CHAPTER VI. EMANCIPATION SAFE IN EVERY INSTANCE.

"Right never comes wrong."

Old Maxim.

Whenever immediate emancipation is urged, the "horrors of St. Domingo" are always brought forward to prove it dangerous. This is one of numerous misstatements originating in prejudice, and afterward taken for granted by those who have not examined the subject. The first troubles between the white and black races in St. Domingo were the result of oppressive and unlawful treatment of the free colored population, who were numerous, and many of them wealthy proprietors. The whites were determined to wrest from them certain rights which the French government had secured to them. The next troubles were occasioned by an attempt to restore slavery, after it had been for some years abolished. It was never the granting of rights to the colored people that produced bloodshed or disturbance. All the disasters to the whites came in consequence of withholding those rights, in the first instance, and afterward from a forcible attempt to take them away, after they had long been peacefully and prosperously enjoyed under the protection of French laws.

In 1793, the National Assembly proclaimed liberty to all slaves under the dominion of France; more than 600,000 in number; and history shows that the measure proved safe. In St. Domingo emancipation was both peaceful and prosperous in its results. Col. Malenfant, a slave-holder resident in the island at the time, published "A Historical and Political Memoir of the Colonies," in which he says: "After this public act of emancipation the negroes remained quiet, both in the south and west. There were estates which had neither owners nor managers upon them; yet upon those estates, though abandoned, the negroes continued their labors, where there were any of the inferior agents left to guide them; and where there was no white man, in any capacity, to take direction of affairs, they betook themselves to planting provisions. Several of my neighbors, proprietors or managers, were in prison; and the negroes on their plantations were in the habit of coming to me to direct them in their work. If you will take care not to talk to them of the restoration of slavery, but to talk to them of freedom, you may with that word chain them to their labor. In the plain of the Cul de Sac, on the plantation Gouraud, I managed four hundred and fifty laborers for more than eight months after liberty had been granted them. Not one of them refused to work. Yet that plantation was reputed to have been under the worst discipline, and the slaves the most idle of any in the plain. I inspired the same activity into three other plantations, of which I had the management. Ninety-nine out of a hundred blacks are perfectly well aware that labor is the process by which they can obtain means to gratify their wants and their tastes; and therefore they are desirous to work." In describing the latter part of 1796, Col. Malenfant says: "The Colony is flourishing. The whites live peacefully and happily upon their estates, and the negroes continue to work for them." Gen. Lecroix, who published "Memoirs for a History of St. Domingo," speaks of wonderful progress in agriculture in 1797. He says: "The Colony marched, as by enchantment, toward its ancient splendor; cultivation prospered, and every day furnished perceptible proofs of progress."

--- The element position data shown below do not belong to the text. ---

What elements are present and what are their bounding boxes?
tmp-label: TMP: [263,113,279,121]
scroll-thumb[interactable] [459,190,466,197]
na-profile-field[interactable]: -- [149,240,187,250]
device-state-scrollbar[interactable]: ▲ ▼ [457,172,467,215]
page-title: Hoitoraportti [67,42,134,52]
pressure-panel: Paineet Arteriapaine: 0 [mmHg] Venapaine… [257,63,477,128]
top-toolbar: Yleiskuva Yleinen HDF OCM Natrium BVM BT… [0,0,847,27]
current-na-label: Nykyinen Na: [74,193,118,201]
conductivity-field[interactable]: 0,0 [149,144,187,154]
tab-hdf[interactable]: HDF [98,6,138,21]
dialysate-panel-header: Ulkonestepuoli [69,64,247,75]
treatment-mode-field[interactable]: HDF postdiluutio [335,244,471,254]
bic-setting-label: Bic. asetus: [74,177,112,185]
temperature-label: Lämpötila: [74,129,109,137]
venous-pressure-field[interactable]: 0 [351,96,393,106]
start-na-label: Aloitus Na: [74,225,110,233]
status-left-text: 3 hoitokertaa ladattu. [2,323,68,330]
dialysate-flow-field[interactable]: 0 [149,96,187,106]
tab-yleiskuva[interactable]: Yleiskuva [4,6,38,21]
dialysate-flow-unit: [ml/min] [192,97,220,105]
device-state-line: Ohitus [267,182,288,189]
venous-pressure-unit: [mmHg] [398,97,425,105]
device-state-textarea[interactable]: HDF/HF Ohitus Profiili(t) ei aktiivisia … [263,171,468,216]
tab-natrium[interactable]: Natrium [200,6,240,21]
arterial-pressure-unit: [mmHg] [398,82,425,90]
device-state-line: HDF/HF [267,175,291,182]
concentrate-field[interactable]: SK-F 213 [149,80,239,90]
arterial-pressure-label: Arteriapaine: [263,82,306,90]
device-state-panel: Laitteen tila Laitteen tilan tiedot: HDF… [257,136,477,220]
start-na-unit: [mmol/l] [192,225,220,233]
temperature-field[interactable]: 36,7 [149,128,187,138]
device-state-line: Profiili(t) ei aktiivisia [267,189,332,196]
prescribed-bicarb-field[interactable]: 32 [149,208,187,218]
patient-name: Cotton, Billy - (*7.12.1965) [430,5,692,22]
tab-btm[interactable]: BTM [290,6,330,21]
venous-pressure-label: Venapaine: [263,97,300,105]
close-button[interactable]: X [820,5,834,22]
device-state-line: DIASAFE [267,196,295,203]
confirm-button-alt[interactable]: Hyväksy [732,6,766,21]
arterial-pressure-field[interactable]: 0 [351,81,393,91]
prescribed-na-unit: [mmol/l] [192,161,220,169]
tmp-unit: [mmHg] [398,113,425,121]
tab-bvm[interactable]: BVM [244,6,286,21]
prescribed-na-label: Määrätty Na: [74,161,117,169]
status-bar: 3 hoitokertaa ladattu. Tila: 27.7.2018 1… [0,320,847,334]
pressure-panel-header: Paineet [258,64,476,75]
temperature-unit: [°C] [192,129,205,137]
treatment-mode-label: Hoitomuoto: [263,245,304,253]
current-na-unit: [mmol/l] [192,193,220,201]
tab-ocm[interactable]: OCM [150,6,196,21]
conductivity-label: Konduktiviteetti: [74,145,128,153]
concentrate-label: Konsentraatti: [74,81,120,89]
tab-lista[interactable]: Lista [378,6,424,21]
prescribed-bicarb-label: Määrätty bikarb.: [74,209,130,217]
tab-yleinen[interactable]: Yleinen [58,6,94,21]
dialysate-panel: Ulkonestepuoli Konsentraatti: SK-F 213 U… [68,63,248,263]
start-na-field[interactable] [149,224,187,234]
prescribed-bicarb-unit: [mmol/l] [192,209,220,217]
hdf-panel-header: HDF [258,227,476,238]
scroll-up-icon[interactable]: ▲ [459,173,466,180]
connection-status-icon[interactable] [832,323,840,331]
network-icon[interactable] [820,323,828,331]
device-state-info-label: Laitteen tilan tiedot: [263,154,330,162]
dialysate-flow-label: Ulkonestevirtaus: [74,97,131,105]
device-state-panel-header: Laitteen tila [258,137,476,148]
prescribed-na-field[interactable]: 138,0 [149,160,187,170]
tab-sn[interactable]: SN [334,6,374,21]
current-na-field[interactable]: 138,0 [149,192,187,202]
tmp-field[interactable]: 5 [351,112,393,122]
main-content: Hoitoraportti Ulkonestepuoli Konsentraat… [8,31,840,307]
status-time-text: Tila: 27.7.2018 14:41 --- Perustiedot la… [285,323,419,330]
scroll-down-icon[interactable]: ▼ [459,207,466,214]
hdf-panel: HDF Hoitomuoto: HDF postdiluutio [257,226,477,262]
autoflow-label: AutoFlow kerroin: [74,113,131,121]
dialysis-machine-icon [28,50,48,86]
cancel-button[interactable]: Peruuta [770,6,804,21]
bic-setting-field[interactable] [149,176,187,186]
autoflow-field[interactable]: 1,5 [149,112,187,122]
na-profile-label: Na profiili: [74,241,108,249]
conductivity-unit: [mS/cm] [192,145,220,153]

Such was the effect of Emancipation in St. Domingo!

In 1801, Gen. Vincent, a proprietor of estates in St. Domingo, went to France to lay before the government the plan of a new Constitution for the island. He found Napoleon Bonaparte, then First Consul, preparing to send out an armament to restore slavery in St. Domingo. General Vincent earnestly remonstrated against the expedition. He assured the Consul that the negroes were orderly and industrious, and that every thing was going on peacefully and prosperously for all parties; that it was unnecessary, and therefore cruel, to attempt to reverse this happy state of things. But there was a class of old despotic planters who clamored for the restoration of the arbitrary power, which they had most cruelly abused. Unfortunately, Bonaparte considered it good policy to conciliate that class; and he persisted in his purpose. He tried to restore slavery, by military force, and the consequence was that the French were driven out of the island, with great bloodshed.

In Guadaloupe, where liberty was proclaimed at the same time as in St. Domingo, the sudden transition took place with perfect safety. The reports from the Governors, for successive years, bear testimony that the emancipated laborers were universally industrious and submissive to the laws.